A couple of hundred years later, Enterprise-E is in a political hot water and the Federation decides to send Captain Picard to investigate what happened to the Dokaalans and to explore that region. The experienced officers and crew aren’t happy about it but they have to obey.

In the wake of the previous books’ mess, some people think that Picard’s best days are behind him and that he might have succumb under the weight of all the tragedy and torture he has endured during his career. His crew and Admiral Nechayev still support him and he’s still in command of the Enterprise-E. But the Enterprise is sent to essentially a milk run and some of the officers grumble about it. Still, the voyage alone will take almost a month and take them to an unexplored region of space which might be dangerous. However, nobody mentions the possible dangers or rewards of exploration which I found a bit odd considering that ordinarily exploration is Federation’s main thing.

The book has a lot of references to previous events from the First Contact movie and various TNG episodes which was great. Picard is even reading a fictional book about first contact between humans and Vulcans, and thinks that it didn’t go like that. We also get to see a couple of familiar secondary characters: Lieutenant Taurik from engineering and nurse Alyssa Ogawa. Ambassador Worf is thinking of a way to help his former crew mates and the EMH program is needed later in the book. This is very much a fan friendly, or even fan geared, book.

Beverly Crusher has been offered a job as the head of Starfleet Medical and she’s seriously considering taking it. On the other hand, she feels that she can’t abandon Picard before he’s back in the good graces of the Admiralty. Picard himself resents that his crew is under suspicion because they are innocent, and on occasion he doubts his own decisions afterwards, because he knows that the Admiralty is watching him closely. Riker is again thinking about getting his own command and LaForge is resentful to the Admiralty because they took away Data’s emotion chip.

The book starts with a translation from one of the Dokaalans. He lives in a mining colony and is writing a journal about the events during the earthquakes. It’s pretty grim reading. There are short chapters of the journal from time to time throughout the first half of the book.
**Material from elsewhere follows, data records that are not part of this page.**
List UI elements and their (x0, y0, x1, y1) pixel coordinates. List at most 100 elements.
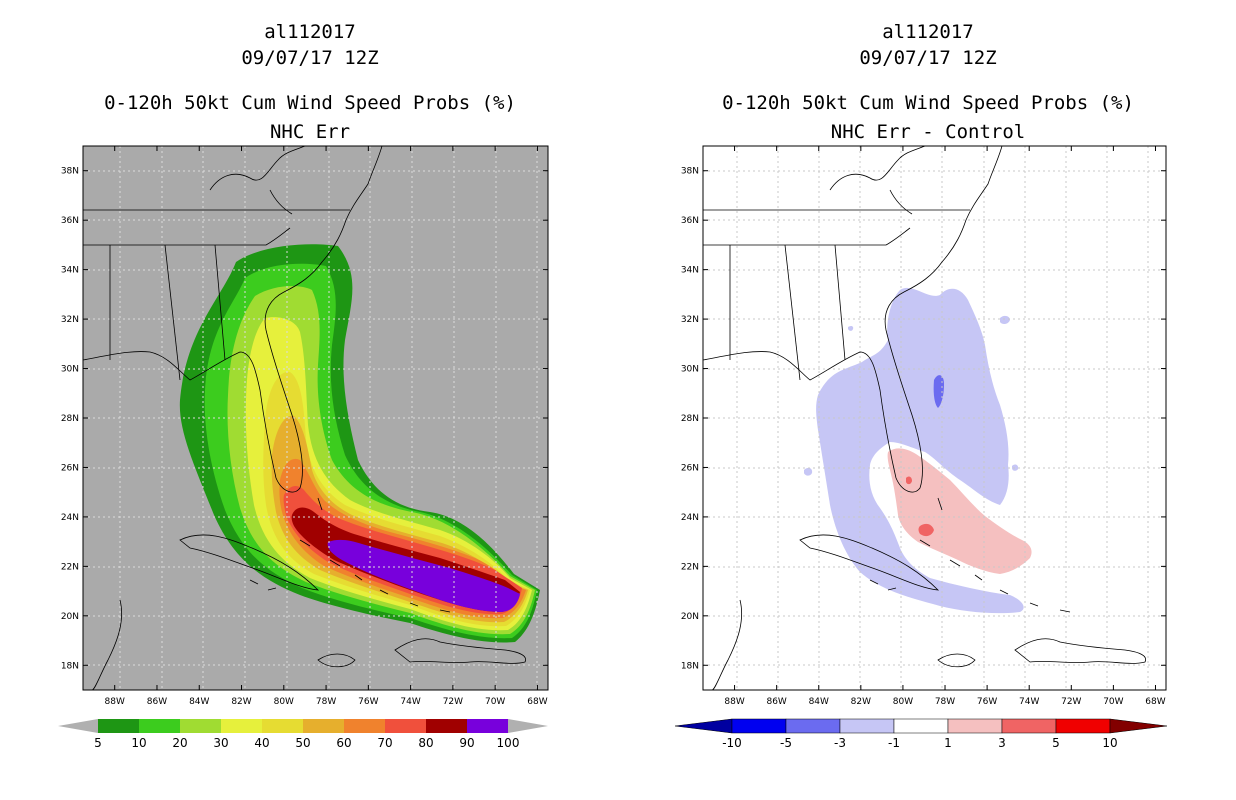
colorbar-swatch (1055, 718, 1111, 734)
colorbar-swatch (98, 719, 139, 733)
colorbar-swatch (262, 719, 303, 733)
colorbar-label: 30 (213, 736, 228, 750)
lat-tick-label: 34N (681, 266, 699, 276)
colorbar-label: 5 (94, 736, 102, 750)
lon-tick-label: 68W (1145, 697, 1165, 707)
colorbar-over-triangle (1109, 718, 1168, 734)
left-colorbar: 5 10 20 30 40 50 60 70 80 90 100 (58, 719, 548, 750)
lon-tick-label: 84W (809, 697, 829, 707)
lon-tick-label: 72W (1061, 697, 1081, 707)
right-coastlines (703, 146, 1147, 690)
diff-negative-1-spot-a (1000, 315, 1010, 325)
right-title-experiment: NHC Err - Control (831, 121, 1025, 143)
lat-tick-label: 34N (61, 266, 79, 276)
left-coastlines (83, 146, 527, 690)
colorbar-swatch (139, 719, 180, 733)
right-axis-ticks: 88W 86W 84W 82W 80W 78W 76W 74W 72W 70W 68W 18N 20N 2… (681, 146, 1166, 707)
left-panel: al112017 09/07/17 12Z 0-120h 50kt Cum Wi… (58, 21, 549, 750)
colorbar-label: -10 (722, 736, 742, 750)
colorbar-swatch (731, 718, 787, 734)
lon-tick-label: 84W (189, 697, 209, 707)
lat-tick-label: 36N (681, 216, 699, 226)
lat-tick-label: 32N (681, 315, 699, 325)
lon-tick-label: 76W (358, 697, 378, 707)
colorbar-swatch (385, 719, 426, 733)
lon-tick-label: 80W (274, 697, 294, 707)
lon-tick-label: 78W (935, 697, 955, 707)
lon-tick-label: 86W (147, 697, 167, 707)
lat-tick-label: 28N (681, 414, 699, 424)
left-title-product: 0-120h 50kt Cum Wind Speed Probs (%) (104, 92, 516, 114)
diff-negative-1-region (816, 287, 1024, 614)
right-grid (703, 146, 1166, 690)
lon-tick-label: 68W (527, 697, 547, 707)
lat-tick-label: 26N (681, 463, 699, 473)
colorbar-under-triangle (58, 719, 98, 733)
diff-positive-3-region (918, 523, 934, 537)
diff-negative-1-spot-b (1012, 464, 1019, 471)
lat-tick-label: 32N (61, 315, 79, 325)
lat-tick-label: 30N (681, 365, 699, 375)
lon-tick-label: 70W (485, 697, 505, 707)
colorbar-label: 60 (336, 736, 351, 750)
lat-tick-label: 24N (61, 513, 79, 523)
left-axis-ticks: 88W 86W 84W 82W 80W 78W 76W 74W 72W 70W 68W 18N 20N 2… (61, 146, 548, 707)
colorbar-swatch (180, 719, 221, 733)
colorbar-swatch (426, 719, 467, 733)
colorbar-over-triangle (508, 719, 548, 733)
lat-tick-label: 24N (681, 513, 699, 523)
colorbar-label: 10 (1102, 736, 1117, 750)
lat-tick-label: 22N (681, 562, 699, 572)
right-colorbar: -10 -5 -3 -1 1 3 5 10 (674, 718, 1168, 750)
lat-tick-label: 38N (61, 167, 79, 177)
colorbar-swatch (839, 718, 895, 734)
lon-tick-label: 72W (443, 697, 463, 707)
colorbar-label: 40 (254, 736, 269, 750)
lat-tick-label: 38N (681, 167, 699, 177)
colorbar-swatch (303, 719, 344, 733)
lon-tick-label: 74W (400, 697, 420, 707)
colorbar-label: 20 (172, 736, 187, 750)
colorbar-label: 50 (295, 736, 310, 750)
left-title-date: 09/07/17 12Z (241, 47, 378, 69)
colorbar-label: -3 (834, 736, 846, 750)
lon-tick-label: 86W (766, 697, 786, 707)
lon-tick-label: 88W (724, 697, 744, 707)
colorbar-swatch (1001, 718, 1057, 734)
diff-negative-3-region (933, 375, 944, 408)
colorbar-under-triangle (674, 718, 733, 734)
colorbar-label: -1 (888, 736, 900, 750)
colorbar-swatch (221, 719, 262, 733)
lat-tick-label: 20N (681, 612, 699, 622)
left-grid (83, 146, 548, 690)
left-title-experiment: NHC Err (270, 121, 350, 143)
colorbar-label: 10 (131, 736, 146, 750)
lon-tick-label: 78W (316, 697, 336, 707)
lon-tick-label: 70W (1103, 697, 1123, 707)
right-title-product: 0-120h 50kt Cum Wind Speed Probs (%) (722, 92, 1134, 114)
contour-90pct (327, 539, 520, 612)
lon-tick-label: 76W (977, 697, 997, 707)
lon-tick-label: 80W (893, 697, 913, 707)
diff-negative-1-spot-c (804, 467, 813, 476)
diff-positive-3-spot (906, 476, 912, 485)
colorbar-label: 3 (998, 736, 1006, 750)
colorbar-label: 100 (497, 736, 520, 750)
lat-tick-label: 18N (681, 661, 699, 671)
right-title-date: 09/07/17 12Z (859, 47, 996, 69)
lon-tick-label: 88W (105, 697, 125, 707)
colorbar-swatch (893, 718, 949, 734)
diff-negative-1-spot-d (848, 325, 854, 331)
left-title-storm: al112017 (264, 21, 356, 43)
lat-tick-label: 28N (61, 414, 79, 424)
colorbar-label: 5 (1052, 736, 1060, 750)
colorbar-swatch (785, 718, 841, 734)
lat-tick-label: 36N (61, 216, 79, 226)
right-title-storm: al112017 (882, 21, 974, 43)
lat-tick-label: 26N (61, 463, 79, 473)
lat-tick-label: 22N (61, 562, 79, 572)
colorbar-swatch (467, 719, 508, 733)
right-panel: al112017 09/07/17 12Z 0-120h 50kt Cum Wi… (674, 21, 1168, 750)
colorbar-label: 80 (418, 736, 433, 750)
colorbar-label: 1 (944, 736, 952, 750)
The pacing is pretty slow and contemplative. This is, by the way, an observation and not a complaint. I really like it when Trek has different types of episodes. One can be a contemplative episode about the nature of humanity or meeting of two different cultures and another can be a spy mission and third an action adventure.

Compared to the first two books, the new characters don’t take over the same way but the pacing is much slower and there isn’t an overall tension in the book until near the end. There are a couple of twists in the book after the half way point and they are all left open for the next book.

This is an interesting contrast to the previous books and the writing style is some what better. However, there’s a lot of repetition which can get tedious.